You are going to name who you think committed this crime?
That’s pretty amazing, after all this time.
Well, we have seven of the best experts in the country, if not the world, working this case — for the second time in some cases. We had the archival information, the historical information, and we also had all the new evidence that was gathered over the years and even in the last few months, in preparation for this show. If it existed out there in the way of evidence, either inculpatory or exculpatory, we had it. We feel very firm in rendering an opinion within the last 15 minutes of the show.
Why is it so important to provide closure at this point? Some people may say, “It’s 20 years later, why are so many resources being devoted to this particular cold case?” Does it maybe deter other crimes from happening, if a case is solved this far past when it occurred?

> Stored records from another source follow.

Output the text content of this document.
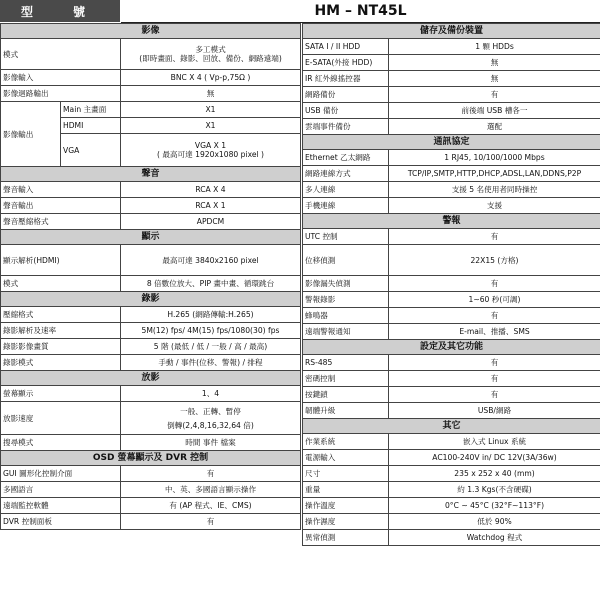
型　號	HM – NT45L
影像		
模式		多工模式
(即時畫面、錄影、回放、備份、網路遠端)

影像輸入		BNC X 4 ( Vp-p,75Ω )
影像迴路輸出		無
影像輸出	Main 主畫面	X1
	HDMI	X1
	VGA	VGA X 1
( 最高可達 1920x1080 pixel )

聲音		
聲音輸入		RCA X 4
聲音輸出		RCA X 1
聲音壓縮格式		APDCM
顯示		
顯示解析(HDMI)		最高可達 3840x2160 pixel
模式		8 倍數位放大、PIP 畫中畫、循環跳台
錄影		
壓縮格式		H.265 (網路傳輸:H.265)
錄影解析及速率		5M(12) fps/ 4M(15) fps/1080(30) fps
錄影影像畫質		5 階 (最低 / 低 / 一般 / 高 / 最高)
錄影模式		手動 / 事件(位移、警報) / 排程
放影		
螢幕顯示		1、4
放影速度		一般、正轉、暫停
倒轉(2,4,8,16,32,64 倍)

搜尋模式		時間 事件 檔案
OSD 螢幕顯示及 DVR 控制		
GUI 圖形化控制介面		有
多國語言		中、英、多國語言顯示操作
遠端監控軟體		有 (AP 程式、IE、CMS)
DVR 控制面板		有
儲存及備份裝置	
SATA I / II HDD	1 顆 HDDs
E-SATA(外接 HDD)	無
IR 紅外線搖控器	無
網路備份	有
USB 備份	前後端 USB 槽各一
雲端事件備份	選配
通訊協定	
Ethernet 乙太網路	1 RJ45, 10/100/1000 Mbps
網路連線方式	TCP/IP,SMTP,HTTP,DHCP,ADSL,LAN,DDNS,P2P
多人連線	支援 5 名使用者同時操控
手機連線	支援
警報	
UTC 控制	有
位移偵測	22X15 (方格)
影像漏失偵測	有
警報錄影	1~60 秒(可調)
蜂鳴器	有
遠端警報通知	E-mail、推播、SMS
設定及其它功能	
RS-485	有
密碼控制	有
按鍵鎖	有
韌體升級	USB/網路
其它	
作業系統	嵌入式 Linux 系統
電源輸入	AC100-240V in/ DC 12V(3A/36w)
尺寸	235 x 252 x 40 (mm)
重量	約 1.3 Kgs(不含硬碟)
操作溫度	0°C ~ 45°C (32°F~113°F)
操作濕度	低於 90%
異常偵測	Watchdog 程式
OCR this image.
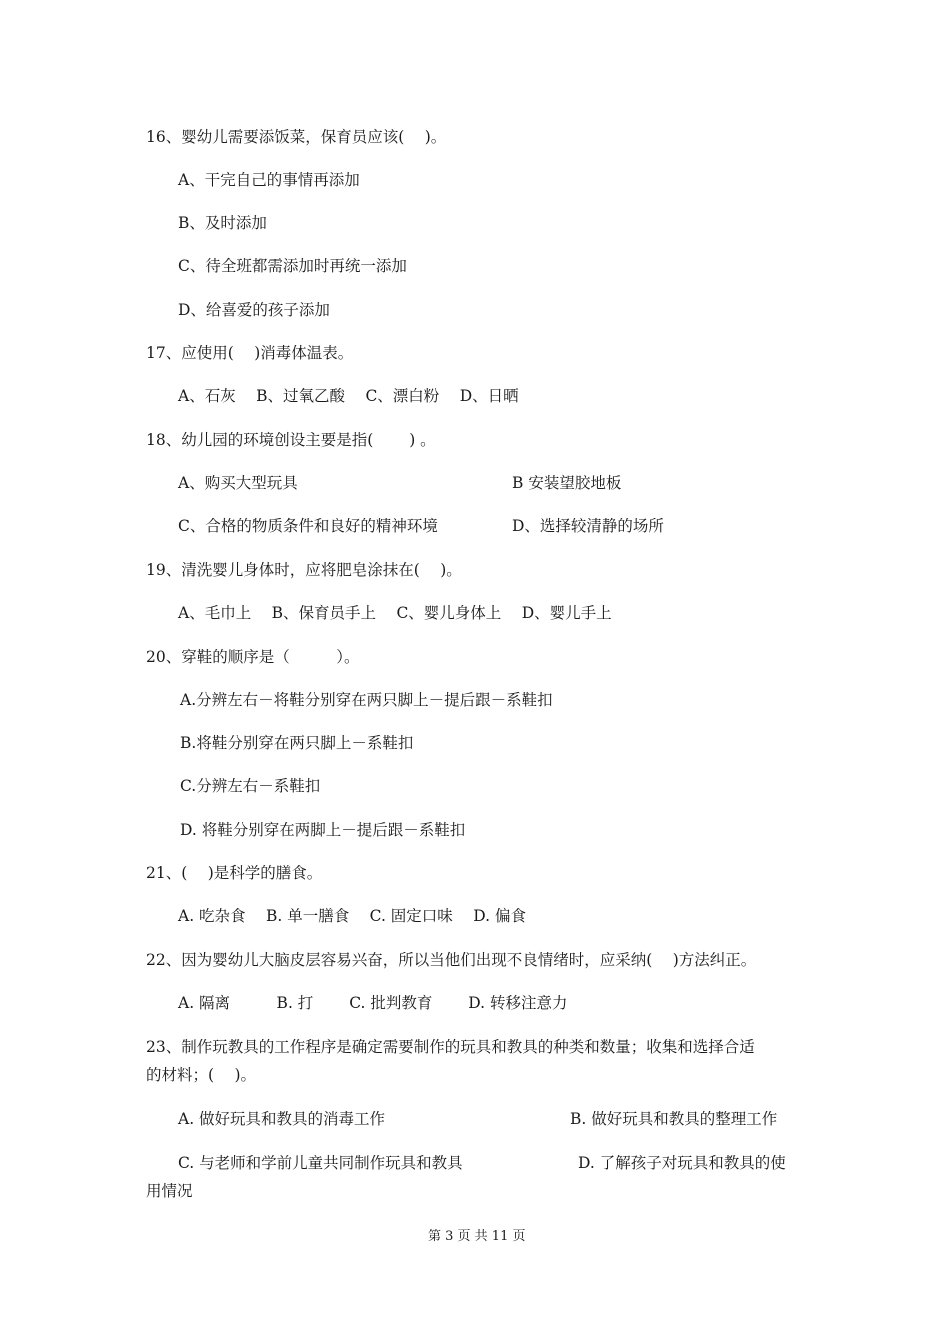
16、婴幼儿需要添饭菜，保育员应该(　 )。
A、干完自己的事情再添加
B、及时添加
C、待全班都需添加时再统一添加
D、给喜爱的孩子添加
17、应使用(　 )消毒体温表。
A、石灰　 B、过氧乙酸　 C、漂白粉　 D、日晒
18、幼儿园的环境创设主要是指(　　 ) 。
A、购买大型玩具	B 安装望胶地板
C、合格的物质条件和良好的精神环境	D、选择较清静的场所
19、清洗婴儿身体时，应将肥皂涂抹在(　 )。
A、毛巾上　 B、保育员手上　 C、婴儿身体上　 D、婴儿手上
20、穿鞋的顺序是（　　　）。
A.分辨左右－将鞋分别穿在两只脚上－提后跟－系鞋扣
B.将鞋分别穿在两只脚上－系鞋扣
C.分辨左右－系鞋扣
D. 将鞋分别穿在两脚上－提后跟－系鞋扣
21、(　 )是科学的膳食。
A. 吃杂食　 B. 单一膳食　 C. 固定口味　 D. 偏食
22、因为婴幼儿大脑皮层容易兴奋，所以当他们出现不良情绪时，应采纳(　 )方法纠正。
A. 隔离　　　B. 打　　 C. 批判教育　　 D. 转移注意力
23、制作玩教具的工作程序是确定需要制作的玩具和教具的种类和数量；收集和选择合适
的材料；(　 )。
A. 做好玩具和教具的消毒工作	B. 做好玩具和教具的整理工作
C. 与老师和学前儿童共同制作玩具和教具	D. 了解孩子对玩具和教具的使
用情况
第 3 页 共 11 页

If we as a species, as human beings, can’t protect the youngest and the most innocent among us, then we fail. Short of protecting them, when something bad does happen to them, death or an assault of some sort, then we owe it to that victim, and we owe it to every other child or innocent victim out there, to bring justice. Of all people, a six-year-old girl who had a lot to live for and did absolutely nothing wrong — I mean, no six-year-old could bring murder upon herself — she was, in fact, murdered. For these almost 20 years, there’s been a person out there who knows exactly what happened and maybe some other people who did some things to cover the tracks there. We’re going to put it out there and make it public. It depends on how you define whether justice is served or not, but this is going to be the closest we can get, or anyone has gotten as far as I’m concerned, in the conclusion of Monday night’s show.
The Case Of: JonBenét Ramsey premieres Sept. 18 at 8:30 p.m. on CBS, and concludes Sept. 19 at 9 p.m.